When the contemporary house is lit up at night, it looks like a lantern on a hill, beckoning with a warm glow. It certainly lights a path home for owners Richard Bonnin and Paul Kaminski.
The power couple, together for three decades, put their home in 2003 in Golden Valley's Cedarhurst neighborhood on a quarter-acre lot that was supposed to be unbuildable. It sits beside a pond on a steep, irregularly shaped hill.
"The lot is square in the front, then it's a big triangle that goes way up the hill on the back," Bonnin said.
But Bonnin, a design principal at HGA Architects, and Kaminski, regularly named a "super lawyer" with a practice that includes real estate, welcomed the challenge.
They built a structure that has grandeur and presence, outside and in, even if, in a world of bigger and bigger mansions, its 2,673 square footage seems comparatively restrained.
The home, with three bedrooms, four bathrooms and a gallery for entertaining, fits the couple's needs.
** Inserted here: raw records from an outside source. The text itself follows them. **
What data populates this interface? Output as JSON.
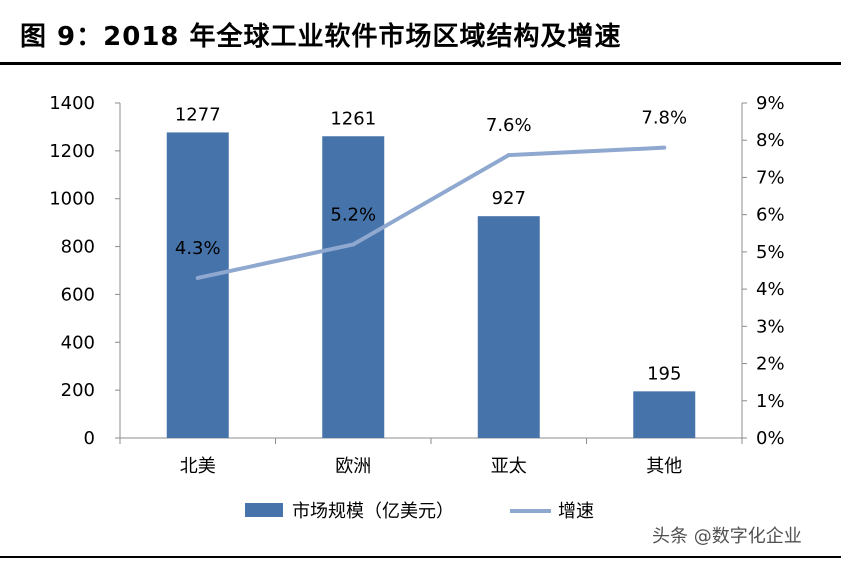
{
  "figure_title": "图 9：2018 年全球工业软件市场区域结构及增速",
  "watermark": "头条 @数字化企业",
  "colors": {
    "bar": "#4673AA",
    "line": "#8FA8D0",
    "axis": "#8C8C8C"
  },
  "chart_data": {
    "type": "bar",
    "categories": [
      "北美",
      "欧洲",
      "亚太",
      "其他"
    ],
    "series": [
      {
        "name": "市场规模（亿美元）",
        "type": "bar",
        "axis": "left",
        "values": [
          1277,
          1261,
          927,
          195
        ],
        "labels": [
          "1277",
          "1261",
          "927",
          "195"
        ]
      },
      {
        "name": "增速",
        "type": "line",
        "axis": "right",
        "values": [
          4.3,
          5.2,
          7.6,
          7.8
        ],
        "labels": [
          "4.3%",
          "5.2%",
          "7.6%",
          "7.8%"
        ]
      }
    ],
    "y_left": {
      "min": 0,
      "max": 1400,
      "ticks": [
        "0",
        "200",
        "400",
        "600",
        "800",
        "1000",
        "1200",
        "1400"
      ]
    },
    "y_right": {
      "min": 0,
      "max": 9,
      "ticks": [
        "0%",
        "1%",
        "2%",
        "3%",
        "4%",
        "5%",
        "6%",
        "7%",
        "8%",
        "9%"
      ]
    },
    "grid": false,
    "legend_position": "bottom"
  }
}
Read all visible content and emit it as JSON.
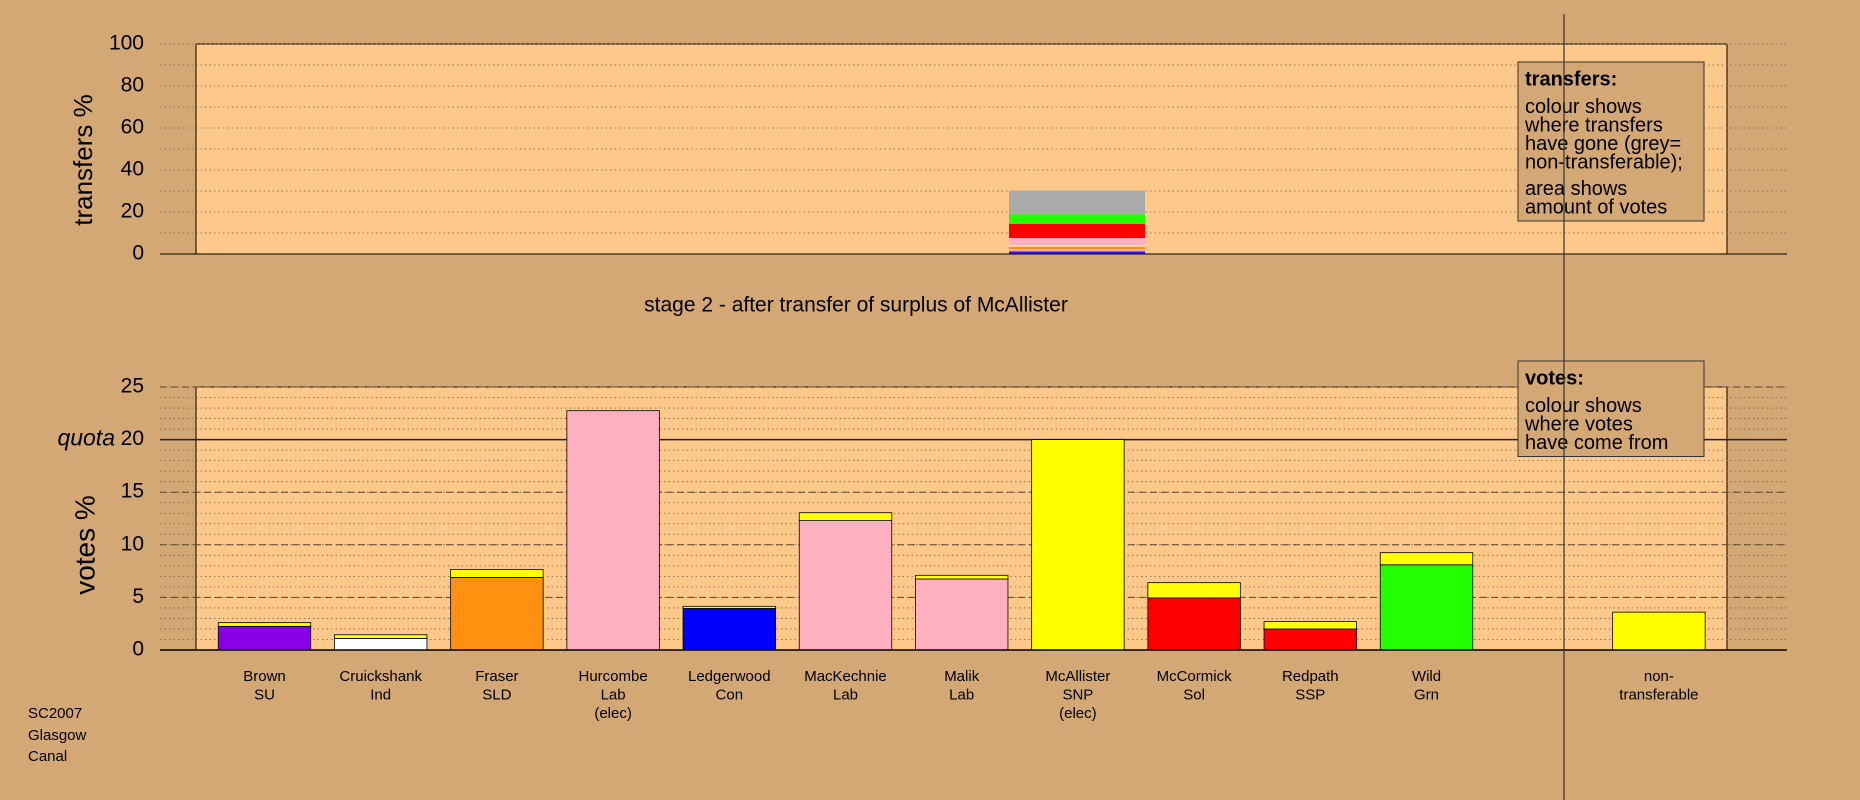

It has open spaces, such as the gallery that is filled with light from huge windows, and colorful, warm ones, such as a cozy family room and a powder room the color of an Orangina beverage.
"When people conjure up what a contemporary house is, they think of something cold, sterile, white," Bonnin said. "We wanted to do a very contemporary house yet use warm, natural materials, so it felt inviting."
That starts with the approach and the front door, made of western red cedar. And it carries throughout the house, which has floors, stairs and other features made of bubinga, an African hardwood used in art and fine furniture. Cabinets are made of primavera, the wood that Mies van der Rohe used for his historic floating Farnsworth House outside of Chicago.